Am nächsten Tag meldet sich die Augenzeugin telefonisch bei der Trauma-Ambulanz der Universität in der Klinikstraße. Eine Psychologin rät ihr, sich nicht zu Hause zu vergraben, sondern wieder nach Würzburg zu gehen. Und sie vereinbart mit Katharina L. einen Termin bei einer Therapeutin. "Das ging sehr schnell. Am übernächsten Tag war ich bei ihr." Auch den Rat, keinesfalls die Stadt zu meiden, befolgt die 52-Jährige. Mehrmals fährt sie nach Würzburg, geht sogar direkt zum Tatort. "Zusammen mit meinem Mann habe ich eine Kerze für die Opfer angezündet."
Die erste Sitzung bei einer Würzburger Therapeutin ist ein längeres Gespräch. In der zweiten folgt die EMDR-Therapie. "Danach ging es mir viel besser", sagt Katharina L. Aber sie blickt sich in dieser Zeit noch oft um: Was ihr nach wie vor Angst bereitet, ist das Gefühl, dass jemand hinter ihr stehen könnte und sie bedroht.
Als Katharina L. nach einiger Zeit an ihren Arbeitsplatz zurückkehrt, fühlt sich alles gut an – bis sie Polizeiautos hört, die am Barbarossaplatz mit lautem Martinshorn zu einem Einsatz fahren. Sofort ist die Angst ist wieder da. Katharina L. meldet sich erneut bei der Trauma-Ambulanz – und bekommt erneut gleich einen Termin vermittelt, dieses Mal bei Marion Schowalter. Wieder wird sie mit EMDR behandelt. "Seit dieser Sitzung bin ich angstfrei. Ein wunderschönes Gefühl."

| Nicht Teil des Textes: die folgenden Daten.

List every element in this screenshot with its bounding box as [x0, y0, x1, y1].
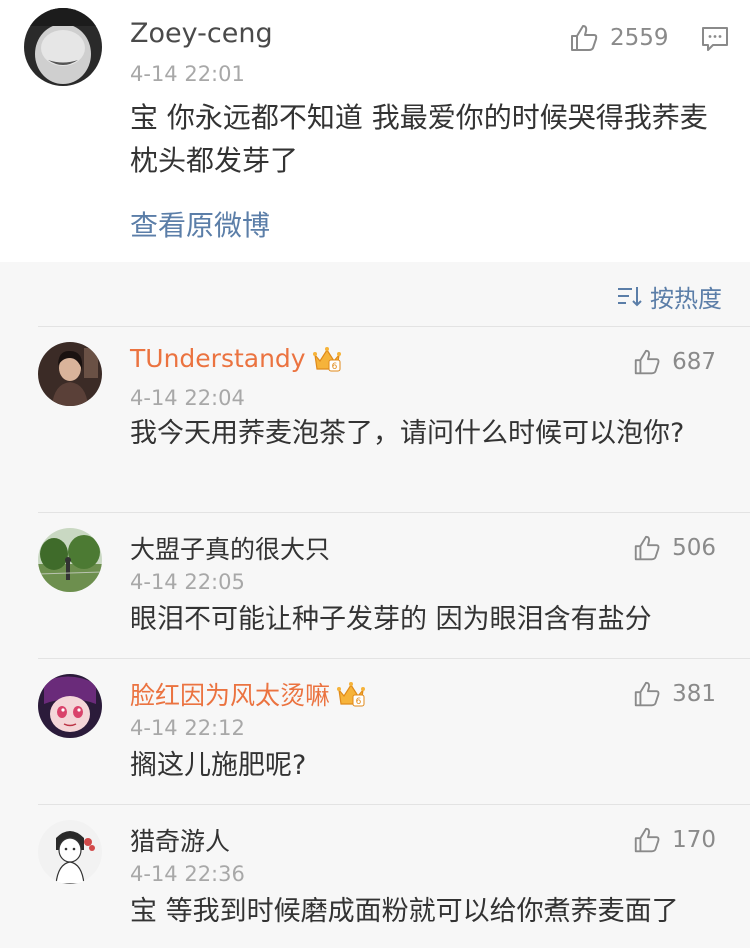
comment-like-count: 506	[672, 535, 716, 561]
vip-crown-icon: 6	[337, 682, 366, 707]
commenter-name[interactable]: TUnderstandy 6	[130, 344, 342, 373]
svg-text:6: 6	[331, 362, 337, 372]
comment-item: 大盟子真的很大只 4-14 22:05 眼泪不可能让种子发芽的 因为眼泪含有盐分…	[0, 512, 750, 658]
comment-like-count: 687	[672, 349, 716, 375]
comment-icon	[702, 27, 728, 51]
comment-button[interactable]	[700, 24, 730, 54]
commenter-name-text: TUnderstandy	[130, 344, 306, 373]
post-time: 4-14 22:01	[130, 62, 245, 86]
commenter-avatar[interactable]	[38, 820, 102, 884]
svg-text:6: 6	[356, 697, 362, 707]
weibo-comment-page: Zoey-ceng 4-14 22:01 2559 宝 你永远都不知道 我最爱你…	[0, 0, 750, 948]
post-like-count: 2559	[610, 25, 669, 51]
comment-time: 4-14 22:04	[130, 386, 245, 410]
view-original-link[interactable]: 查看原微博	[130, 204, 270, 244]
post-like-button[interactable]: 2559	[568, 22, 669, 54]
comment-list: 按热度 TUnderstandy 6 4-14 22:04 我今天用荞麦泡茶了，…	[0, 262, 750, 948]
sort-icon	[618, 287, 642, 307]
comment-time: 4-14 22:05	[130, 570, 245, 594]
comment-like-count: 381	[672, 681, 716, 707]
thumbs-up-icon	[571, 25, 598, 51]
vip-crown-icon: 6	[312, 346, 341, 372]
comment-like-count: 170	[672, 827, 716, 853]
main-post: Zoey-ceng 4-14 22:01 2559 宝 你永远都不知道 我最爱你…	[0, 0, 750, 262]
commenter-avatar[interactable]	[38, 674, 102, 738]
thumbs-up-icon	[634, 535, 660, 561]
commenter-name[interactable]: 脸红因为风太烫嘛 6	[130, 676, 366, 712]
comment-like-button[interactable]: 506	[632, 532, 716, 564]
comment-text: 搁这儿施肥呢?	[130, 750, 307, 781]
comment-item: 脸红因为风太烫嘛 6 4-14 22:12 搁这儿施肥呢? 381	[0, 658, 750, 804]
commenter-name-text: 猎奇游人	[130, 827, 231, 856]
comment-item: 猎奇游人 4-14 22:36 宝 等我到时候磨成面粉就可以给你煮荞麦面了 17…	[0, 804, 750, 948]
commenter-name[interactable]: 猎奇游人	[130, 822, 230, 858]
commenter-avatar[interactable]	[38, 528, 102, 592]
comment-time: 4-14 22:36	[130, 862, 245, 886]
thumbs-up-icon	[634, 681, 660, 707]
comment-like-button[interactable]: 170	[632, 824, 716, 856]
thumbs-up-icon	[634, 349, 660, 375]
sort-label: 按热度	[650, 284, 722, 313]
comment-text: 宝 等我到时候磨成面粉就可以给你煮荞麦面了	[130, 896, 679, 927]
commenter-avatar[interactable]	[38, 342, 102, 406]
comment-time: 4-14 22:12	[130, 716, 245, 740]
sort-by-hot-button[interactable]: 按热度	[616, 278, 722, 314]
comment-like-button[interactable]: 687	[632, 346, 716, 378]
thumbs-up-icon	[634, 827, 660, 853]
commenter-name[interactable]: 大盟子真的很大只	[130, 530, 330, 566]
commenter-name-text: 脸红因为风太烫嘛	[130, 681, 331, 710]
comment-text: 眼泪不可能让种子发芽的 因为眼泪含有盐分	[130, 604, 652, 635]
comment-text: 我今天用荞麦泡茶了，请问什么时候可以泡你?	[130, 418, 685, 449]
post-avatar[interactable]	[24, 8, 102, 86]
post-username[interactable]: Zoey-ceng	[130, 18, 273, 49]
post-text: 宝 你永远都不知道 我最爱你的时候哭得我荞麦枕头都发芽了	[130, 101, 708, 177]
commenter-name-text: 大盟子真的很大只	[130, 535, 331, 564]
comment-item: TUnderstandy 6 4-14 22:04 我今天用荞麦泡茶了，请问什么…	[0, 326, 750, 512]
comment-like-button[interactable]: 381	[632, 678, 716, 710]
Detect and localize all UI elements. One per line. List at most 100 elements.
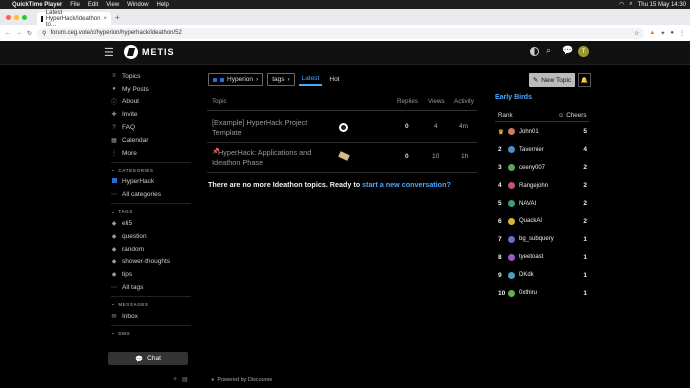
- username[interactable]: Rangejohn: [519, 183, 548, 189]
- menu-file[interactable]: File: [70, 2, 80, 8]
- theme-toggle-icon[interactable]: [530, 47, 539, 56]
- user-avatar[interactable]: T: [578, 46, 589, 57]
- sidebar-item-about[interactable]: ⓘ About: [106, 96, 196, 109]
- new-tab-icon[interactable]: +: [115, 13, 120, 22]
- search-icon[interactable]: ⌕: [629, 1, 632, 8]
- leaderboard-row[interactable]: ♛ John01 5: [495, 123, 590, 141]
- user-avatar[interactable]: [508, 289, 515, 297]
- new-topic-button[interactable]: ✎ New Topic: [529, 73, 575, 87]
- categories-heading[interactable]: ⌄ CATEGORIES: [106, 165, 196, 176]
- leaderboard-row[interactable]: 2 Tavernier 4: [495, 141, 590, 159]
- activity-header[interactable]: Activity: [454, 98, 474, 105]
- sidebar-tag-eli5[interactable]: ◆ eli5: [106, 217, 196, 230]
- bookmark-star-icon[interactable]: ☆: [634, 30, 639, 37]
- notification-bell-button[interactable]: 🔔: [578, 73, 591, 87]
- messages-heading[interactable]: ⌄ MESSAGES: [106, 299, 196, 310]
- chat-button[interactable]: 💬 Chat: [108, 352, 188, 365]
- chat-icon[interactable]: 💬: [562, 45, 573, 56]
- sidebar-item-calendar[interactable]: ▦ Calendar: [106, 134, 196, 147]
- extension-icon[interactable]: ▲: [649, 30, 655, 36]
- leaderboard-row[interactable]: 8 tyeetoast 1: [495, 248, 590, 266]
- address-bar[interactable]: ⚲ forum.ceg.vote/c/hyperion/hyperhack/id…: [37, 27, 645, 39]
- leaderboard-title[interactable]: Early Birds: [495, 94, 532, 101]
- table-row[interactable]: 📌 HyperHack: Applications and Ideathon P…: [207, 143, 477, 173]
- username[interactable]: ceeny007: [519, 165, 545, 171]
- back-icon[interactable]: ←: [5, 30, 11, 36]
- sidebar-item-hyperhack[interactable]: HyperHack: [106, 176, 196, 189]
- user-avatar[interactable]: [508, 200, 515, 208]
- user-avatar[interactable]: [508, 164, 515, 172]
- username[interactable]: Tavernier: [519, 147, 544, 153]
- sidebar-tag-shower-thoughts[interactable]: ◆ shower-thoughts: [106, 256, 196, 269]
- powered-by[interactable]: ◕ Powered by Discourse: [211, 377, 272, 383]
- profile-icon[interactable]: ●: [670, 30, 674, 36]
- puzzle-icon[interactable]: ✦: [660, 30, 665, 37]
- sidebar-item-all-categories[interactable]: ⋯ All categories: [106, 188, 196, 201]
- tags-dropdown[interactable]: tags ›: [267, 73, 295, 86]
- username[interactable]: QuackAI: [519, 218, 542, 224]
- wifi-icon[interactable]: ◠: [619, 1, 624, 8]
- topic-header[interactable]: Topic: [212, 98, 227, 105]
- close-tab-icon[interactable]: ×: [103, 16, 107, 22]
- sidebar-item-topics[interactable]: ≡ Topics: [106, 70, 196, 83]
- user-avatar[interactable]: [508, 217, 515, 225]
- username[interactable]: John01: [519, 129, 539, 135]
- username[interactable]: tyeetoast: [519, 254, 543, 260]
- minimize-window-button[interactable]: [14, 14, 19, 20]
- zoom-window-button[interactable]: [22, 14, 27, 20]
- hamburger-menu-icon[interactable]: ☰: [104, 46, 114, 59]
- reload-icon[interactable]: ↻: [27, 30, 32, 37]
- table-row[interactable]: [Example] HyperHack Project Template 0 4…: [207, 113, 477, 143]
- browser-menu-icon[interactable]: ⋮: [679, 30, 685, 37]
- replies-header[interactable]: Replies: [397, 98, 418, 105]
- sidebar-tag-random[interactable]: ◆ random: [106, 243, 196, 256]
- username[interactable]: NAVAI: [519, 201, 536, 207]
- activity-time[interactable]: 4m: [459, 123, 468, 130]
- username[interactable]: bg_subquery: [519, 236, 554, 242]
- sidebar-settings-icon[interactable]: ▤: [182, 376, 188, 383]
- leaderboard-row[interactable]: 7 bg_subquery 1: [495, 230, 590, 248]
- sidebar-tag-question[interactable]: ◆ question: [106, 230, 196, 243]
- leaderboard-row[interactable]: 3 ceeny007 2: [495, 159, 590, 177]
- tags-heading[interactable]: ⌄ TAGS: [106, 206, 196, 217]
- topic-title[interactable]: HyperHack: Applications and Ideathon Pha…: [212, 148, 332, 168]
- leaderboard-row[interactable]: 6 QuackAI 2: [495, 213, 590, 231]
- leaderboard-row[interactable]: 5 NAVAI 2: [495, 195, 590, 213]
- user-avatar[interactable]: [508, 253, 515, 261]
- user-avatar[interactable]: [508, 271, 515, 279]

Dieser Polizeieinsatz sei "ein massiver Trigger" gewesen, erklärt die Psychotherapeutin. Er habe die erneute Angstattacke ausgelöst. Immerhin, sie sei längst nicht mehr so stark gewesen wie die Attacken direkt nach dem 25. Juni."Nach EMDR wird ein Trauma leichter, man kann darüber reden, gewinnt Distanz, fast so, als wäre man nicht vor Ort gewesen", sagt Schowalter.
Geblieben ist Katharina L. eine erhöhte Aufmerksamkeit für ihr Umwelt. "Ich schaue jetzt immer genau, wer auf mich zukommt."